In den Folgeaufträgen wurde auch darauf verwiesen, man wolle mit "bereits eingearbeiteten Kräften/Partnern" weiter zusammenarbeiten. Als zu betrauende Mitarbeiter waren Accenture-Mitarbeiter teils namentlich angegeben, darunter Hinkel und Noetzel, der dabei als "Senior-IT-Experte" saftig entlohnt wurde.

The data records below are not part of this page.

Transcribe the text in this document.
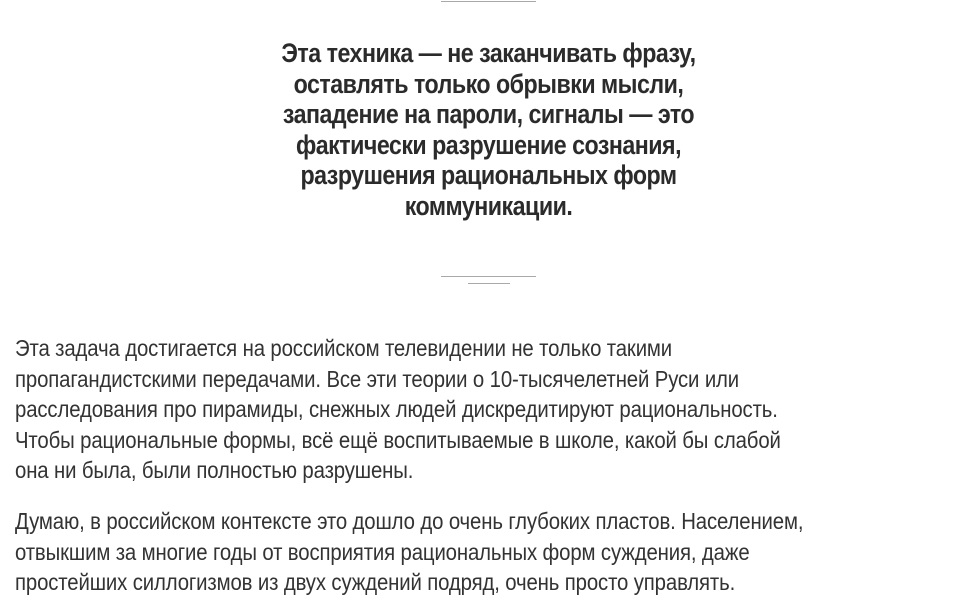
Эта техника — не заканчивать фразу,
оставлять только обрывки мысли,
западение на пароли, сигналы — это
фактически разрушение сознания,
разрушения рациональных форм
коммуникации.
Эта задача достигается на российском телевидении не только такими
пропагандистскими передачами. Все эти теории о 10-тысячелетней Руси или
расследования про пирамиды, снежных людей дискредитируют рациональность.
Чтобы рациональные формы, всё ещё воспитываемые в школе, какой бы слабой
она ни была, были полностью разрушены.
Думаю, в российском контексте это дошло до очень глубоких пластов. Населением,
отвыкшим за многие годы от восприятия рациональных форм суждения, даже
простейших силлогизмов из двух суждений подряд, очень просто управлять.
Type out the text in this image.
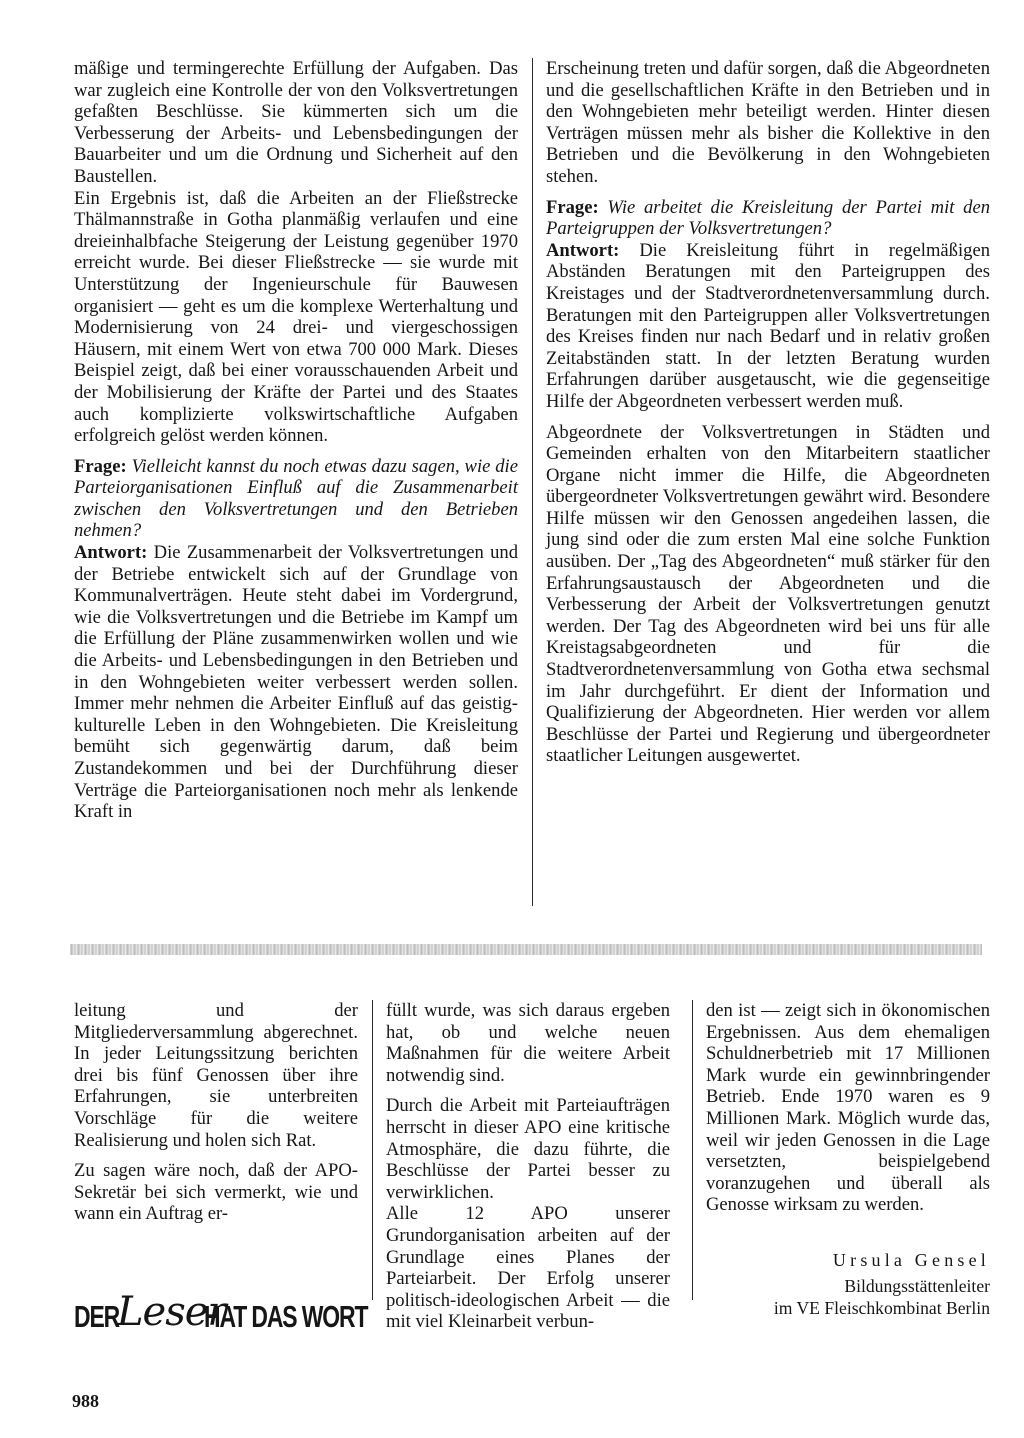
mäßige und termingerechte Erfüllung der Aufgaben. Das war zugleich eine Kontrolle der von den Volksvertretungen gefaßten Beschlüsse. Sie kümmerten sich um die Verbesserung der Arbeits- und Lebensbedingungen der Bauarbeiter und um die Ordnung und Sicherheit auf den Baustellen.

Ein Ergebnis ist, daß die Arbeiten an der Fließstrecke Thälmannstraße in Gotha planmäßig verlaufen und eine dreieinhalbfache Steigerung der Leistung gegenüber 1970 erreicht wurde. Bei dieser Fließstrecke — sie wurde mit Unterstützung der Ingenieurschule für Bauwesen organisiert — geht es um die komplexe Werterhaltung und Modernisierung von 24 drei- und viergeschossigen Häusern, mit einem Wert von etwa 700 000 Mark. Dieses Beispiel zeigt, daß bei einer vorausschauenden Arbeit und der Mobilisierung der Kräfte der Partei und des Staates auch komplizierte volkswirtschaftliche Aufgaben erfolgreich gelöst werden können.

Frage: Vielleicht kannst du noch etwas dazu sagen, wie die Parteiorganisationen Einfluß auf die Zusammenarbeit zwischen den Volksvertretungen und den Betrieben nehmen?

Antwort: Die Zusammenarbeit der Volksvertretungen und der Betriebe entwickelt sich auf der Grundlage von Kommunalverträgen. Heute steht dabei im Vordergrund, wie die Volksvertretungen und die Betriebe im Kampf um die Erfüllung der Pläne zusammenwirken wollen und wie die Arbeits- und Lebensbedingungen in den Betrieben und in den Wohngebieten weiter verbessert werden sollen. Immer mehr nehmen die Arbeiter Einfluß auf das geistig-kulturelle Leben in den Wohngebieten. Die Kreisleitung bemüht sich gegenwärtig darum, daß beim Zustandekommen und bei der Durchführung dieser Verträge die Parteiorganisationen noch mehr als lenkende Kraft in

Erscheinung treten und dafür sorgen, daß die Abgeordneten und die gesellschaftlichen Kräfte in den Betrieben und in den Wohngebieten mehr beteiligt werden. Hinter diesen Verträgen müssen mehr als bisher die Kollektive in den Betrieben und die Bevölkerung in den Wohngebieten stehen.

Frage: Wie arbeitet die Kreisleitung der Partei mit den Parteigruppen der Volksvertretungen?

Antwort: Die Kreisleitung führt in regelmäßigen Abständen Beratungen mit den Parteigruppen des Kreistages und der Stadtverordnetenversammlung durch. Beratungen mit den Parteigruppen aller Volksvertretungen des Kreises finden nur nach Bedarf und in relativ großen Zeitabständen statt. In der letzten Beratung wurden Erfahrungen darüber ausgetauscht, wie die gegenseitige Hilfe der Abgeordneten verbessert werden muß.

Abgeordnete der Volksvertretungen in Städten und Gemeinden erhalten von den Mitarbeitern staatlicher Organe nicht immer die Hilfe, die Abgeordneten übergeordneter Volksvertretungen gewährt wird. Besondere Hilfe müssen wir den Genossen angedeihen lassen, die jung sind oder die zum ersten Mal eine solche Funktion ausüben. Der „Tag des Abgeordneten“ muß stärker für den Erfahrungsaustausch der Abgeordneten und die Verbesserung der Arbeit der Volksvertretungen genutzt werden. Der Tag des Abgeordneten wird bei uns für alle Kreistagsabgeordneten und für die Stadtverordnetenversammlung von Gotha etwa sechsmal im Jahr durchgeführt. Er dient der Information und Qualifizierung der Abgeordneten. Hier werden vor allem Beschlüsse der Partei und Regierung und übergeordneter staatlicher Leitungen ausgewertet.

leitung und der Mitgliederversammlung abgerechnet. In jeder Leitungssitzung berichten drei bis fünf Genossen über ihre Erfahrungen, sie unterbreiten Vorschläge für die weitere Realisierung und holen sich Rat.

Zu sagen wäre noch, daß der APO-Sekretär bei sich vermerkt, wie und wann ein Auftrag er-

füllt wurde, was sich daraus ergeben hat, ob und welche neuen Maßnahmen für die weitere Arbeit notwendig sind.

Durch die Arbeit mit Parteiaufträgen herrscht in dieser APO eine kritische Atmosphäre, die dazu führte, die Beschlüsse der Partei besser zu verwirklichen.

Alle 12 APO unserer Grundorganisation arbeiten auf der Grundlage eines Planes der Parteiarbeit. Der Erfolg unserer politisch-ideologischen Arbeit — die mit viel Kleinarbeit verbun-

den ist — zeigt sich in ökonomischen Ergebnissen. Aus dem ehemaligen Schuldnerbetrieb mit 17 Millionen Mark wurde ein gewinnbringender Betrieb. Ende 1970 waren es 9 Millionen Mark. Möglich wurde das, weil wir jeden Genossen in die Lage versetzten, beispielgebend voranzugehen und überall als Genosse wirksam zu werden.

Ursula Gensel
Bildungsstättenleiter
im VE Fleischkombinat Berlin
DER
Leser
HAT DAS WORT
988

Dabei wäre Accenture laut Vereinbarung verpflichtet gewesen, für diese Qualifikation Nachweise vorzulegen, Regularien, die offenbar weder von den involvierten Beratungsfirmen noch vom Verteidigungsministerium sonderlich ernst genommen wurden.
Auch im Dezember 2017 profitierte Accenture von einem millionenschweren IT-Projekt für die A400M, mit dem Politologen Noetzel gar in der Funktion als "Software-Architekten".
Der durch Verteidigungsministerin von der Leyen als Aufklärer beauftragte Andreas Conradi konnte keine Anhaltspunkte erkennen, dass Bedienstete vorsätzlich den Rahmenvertrag über IBM Software zugunsten von Accenture verwendet hätten.
Dabei zeigen weitere E-Mails des Jahres 2017 aus dem Beschaffungsamt gar eine Anweisung dafür, wie der Rahmenvertrag für IBM-Produkte anhand der Unterauftragnehmer genutzt werden könnte, um gezielt Geld Dritten zukommen zu lassen; es folgte ein Zwinker-Smiley nach dem Hinweis, das Geld gehe über eine Firma an den Unterauftragnehmer, "den wir vorher theoretisch nicht kannten." Der Bedienstete des Beschaffungsamtes jedoch sah kein Problem, schließlich habe nicht seine Behörde die "Absprachen" mit Accenture "im Hintergrund" getroffen, "sondern der Bedarfsträger" – also das Verteidigungsministerium.
Dennis Rohde, der für die SPD im Untersuchungsausschuss sitzt, folgerte daraus, es sei klare Absicht gewesen, Aufträge an Accenture zu vergeben.
Er verlangte gemeinsam mit der FDP vom Koalitionspartner, von der Leyen solle Conradi, den Rechtsabteilungsleiter und Beobachter in der Affäre, aus dem Untersuchungsausschuss abziehen.
Timo Noetzel ist am 27. Juni als Zeuge vor den Untersuchungsausschuss geladen. Von Donnermeyer könnte der Accenture-Manager Informationen über den Sitzungsverlauf erhalten.